Lest we think that such discourse happens “somewhere else,” we need to recall that in 2001, 2002, and 2003 (when President Obama was an Illinois state Senator ) he opposed the Born-Alive Infants Protection Act, legislation to provide legal protection for babies who are born alive during abortions.
Or we could look at the recent Salon article written by Mary Elizabeth Williams, in which she admits unabashedly that “the fetus is indeed a life. A life worth sacrificing.”  No, we don’t need to look far these days to see abortion and even after-birth abortion–otherwise known as infanticide–being rigorously defended and even recommended.

Yet the words spoken by Ms. Alisa LaPolt Snow, representing the Florida Alliance of Planned Parenthood Affiliates, when testifying against a Florida bill similar to the Federal Infants Born Alive Protection Act, seems to have shocked even those who are pro-choice or who have thought that after-birth abortion/infanticide was nothing to be concerned about.  (See  http://nrlc.cc/ZzNmDP.)
Ms. Snow  stated categorically that PP believes that “any decision that’s made should be left up to the woman, her family, and her physician.”

When asked, ”What objection could you possibly have to obligate a doctor to transport a child born alive to a hospital where it seems to me they would be most likely to be able to survive?,” Ms. Snow responded, “What about those situations where it is in a rural health care setting, the hospital is 45 minutes or an hour away, that’s the closest trauma center or emergency room? You know there’s just some logistical issues involved that we have some concerns about.”
Hmmm….maybe the “logistical issue” of that child who is living and breathing? I have no doubt that if my birthmother’s abortion would have occurred at a Planned Parenthood clinic versus a hospital years ago, that I would not be writing this article today.  They would have taken care of the “logistical” issue of me.

(Feeling the heat,  Planned Parenthood subsequently sent the following to Fox’s Sean Hannity: “In the extremely unlikely event that the scenario presented by the panel of legislators should happen, of course Planned Parenthood would provide appropriate care to both the woman and the infant.” The question, of course, is even on the off-chance that PP’s statement is to be taken at face value, have any Planned Parenthood abortion facility invested in advanced life-support equipment. To ask the question is to answer it.)
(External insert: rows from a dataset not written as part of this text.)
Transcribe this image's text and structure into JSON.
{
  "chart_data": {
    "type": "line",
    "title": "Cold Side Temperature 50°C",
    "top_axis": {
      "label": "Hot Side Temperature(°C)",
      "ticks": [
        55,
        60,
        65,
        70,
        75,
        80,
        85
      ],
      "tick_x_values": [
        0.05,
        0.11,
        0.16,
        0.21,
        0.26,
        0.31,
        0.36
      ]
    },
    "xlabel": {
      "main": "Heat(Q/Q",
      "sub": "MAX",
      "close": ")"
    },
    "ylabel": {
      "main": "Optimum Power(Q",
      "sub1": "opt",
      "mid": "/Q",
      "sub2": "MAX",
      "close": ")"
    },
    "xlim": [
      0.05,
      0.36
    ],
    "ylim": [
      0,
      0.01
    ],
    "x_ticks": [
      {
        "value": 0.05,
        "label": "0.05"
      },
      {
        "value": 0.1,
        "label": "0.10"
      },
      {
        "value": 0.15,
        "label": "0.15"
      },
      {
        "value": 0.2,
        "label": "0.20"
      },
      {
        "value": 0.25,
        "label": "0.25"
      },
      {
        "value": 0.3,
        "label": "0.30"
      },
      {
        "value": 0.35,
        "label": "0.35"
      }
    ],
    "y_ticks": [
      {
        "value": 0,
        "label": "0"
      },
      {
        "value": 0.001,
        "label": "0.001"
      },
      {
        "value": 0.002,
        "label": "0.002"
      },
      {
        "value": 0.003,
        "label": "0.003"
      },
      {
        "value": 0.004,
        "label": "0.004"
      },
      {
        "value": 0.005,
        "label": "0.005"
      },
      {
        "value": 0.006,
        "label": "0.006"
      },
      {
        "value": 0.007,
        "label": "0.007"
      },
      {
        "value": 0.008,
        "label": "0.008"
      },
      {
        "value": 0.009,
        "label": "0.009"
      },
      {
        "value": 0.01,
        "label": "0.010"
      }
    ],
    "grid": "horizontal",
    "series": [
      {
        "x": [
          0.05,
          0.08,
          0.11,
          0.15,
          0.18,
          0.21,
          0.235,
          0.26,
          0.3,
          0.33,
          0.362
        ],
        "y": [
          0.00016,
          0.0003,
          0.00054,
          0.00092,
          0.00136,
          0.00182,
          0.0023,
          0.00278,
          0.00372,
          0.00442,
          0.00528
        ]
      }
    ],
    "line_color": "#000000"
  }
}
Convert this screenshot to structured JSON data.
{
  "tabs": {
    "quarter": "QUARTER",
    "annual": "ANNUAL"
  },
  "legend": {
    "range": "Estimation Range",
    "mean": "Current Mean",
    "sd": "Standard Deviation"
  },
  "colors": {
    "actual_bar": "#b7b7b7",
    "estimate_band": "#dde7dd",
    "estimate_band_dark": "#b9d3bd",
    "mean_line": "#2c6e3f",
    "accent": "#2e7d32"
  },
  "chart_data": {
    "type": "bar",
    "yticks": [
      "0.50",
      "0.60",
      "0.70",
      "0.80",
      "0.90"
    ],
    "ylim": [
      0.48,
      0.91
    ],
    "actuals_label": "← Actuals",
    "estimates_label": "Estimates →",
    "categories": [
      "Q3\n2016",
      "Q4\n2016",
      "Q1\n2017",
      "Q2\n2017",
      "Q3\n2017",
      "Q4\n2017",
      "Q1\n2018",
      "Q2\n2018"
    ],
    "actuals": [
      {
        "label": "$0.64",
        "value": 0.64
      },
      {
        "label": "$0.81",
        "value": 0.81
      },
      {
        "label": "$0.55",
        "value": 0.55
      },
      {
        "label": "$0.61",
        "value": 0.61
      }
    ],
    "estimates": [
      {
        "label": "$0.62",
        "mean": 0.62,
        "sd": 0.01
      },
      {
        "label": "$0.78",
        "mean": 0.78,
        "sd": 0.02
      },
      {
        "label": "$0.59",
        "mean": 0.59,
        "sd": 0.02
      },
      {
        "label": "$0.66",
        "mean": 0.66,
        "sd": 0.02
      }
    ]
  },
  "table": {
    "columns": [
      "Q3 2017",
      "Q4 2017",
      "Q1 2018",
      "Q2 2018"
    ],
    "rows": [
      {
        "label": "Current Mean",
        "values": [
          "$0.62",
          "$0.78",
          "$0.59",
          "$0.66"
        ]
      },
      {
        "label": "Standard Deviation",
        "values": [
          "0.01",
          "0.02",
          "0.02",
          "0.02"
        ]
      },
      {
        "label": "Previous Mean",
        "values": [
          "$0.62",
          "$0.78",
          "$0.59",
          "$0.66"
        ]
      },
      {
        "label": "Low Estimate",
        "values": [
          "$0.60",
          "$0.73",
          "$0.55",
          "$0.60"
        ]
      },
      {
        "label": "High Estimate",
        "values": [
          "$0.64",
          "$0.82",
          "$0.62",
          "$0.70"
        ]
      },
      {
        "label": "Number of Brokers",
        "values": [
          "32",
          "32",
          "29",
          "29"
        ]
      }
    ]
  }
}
So, what would I (an abortion survivor) say to Ms. Snow about her statements regarding the care and treatment of infants born alive from abortion?

First of all, I would say thank you, strange as that may sound. Thank you for allowing the true nature of Planned Parenthood’s business to come to light.  Too many people in our world still are blinded by the influence and marketing strategies of PP to see the true nature of who you are and what you do.
I think that you showed the true side of PP quite well last week—you are willing to not only kill children in the womb, but you are willing to let us die after we’ve fought for our lives and survived abortions.  Secondly, I would encourage you and  your colleagues, Ms. Snow, to visit with abortion survivors like myself, Gianna Jessen, Claire Culwell, and hundreds of others that I know who could tell you how much more likely circumstances like ours are.  It is not as rare as you might want to think.

And lastly, I just want to let you know that although I find what you said appalling, it doesn’t mean that I find you appalling.  Our paths may soon be crossing at the Florida statehouse, and I look forward to enlightening you on all of this more.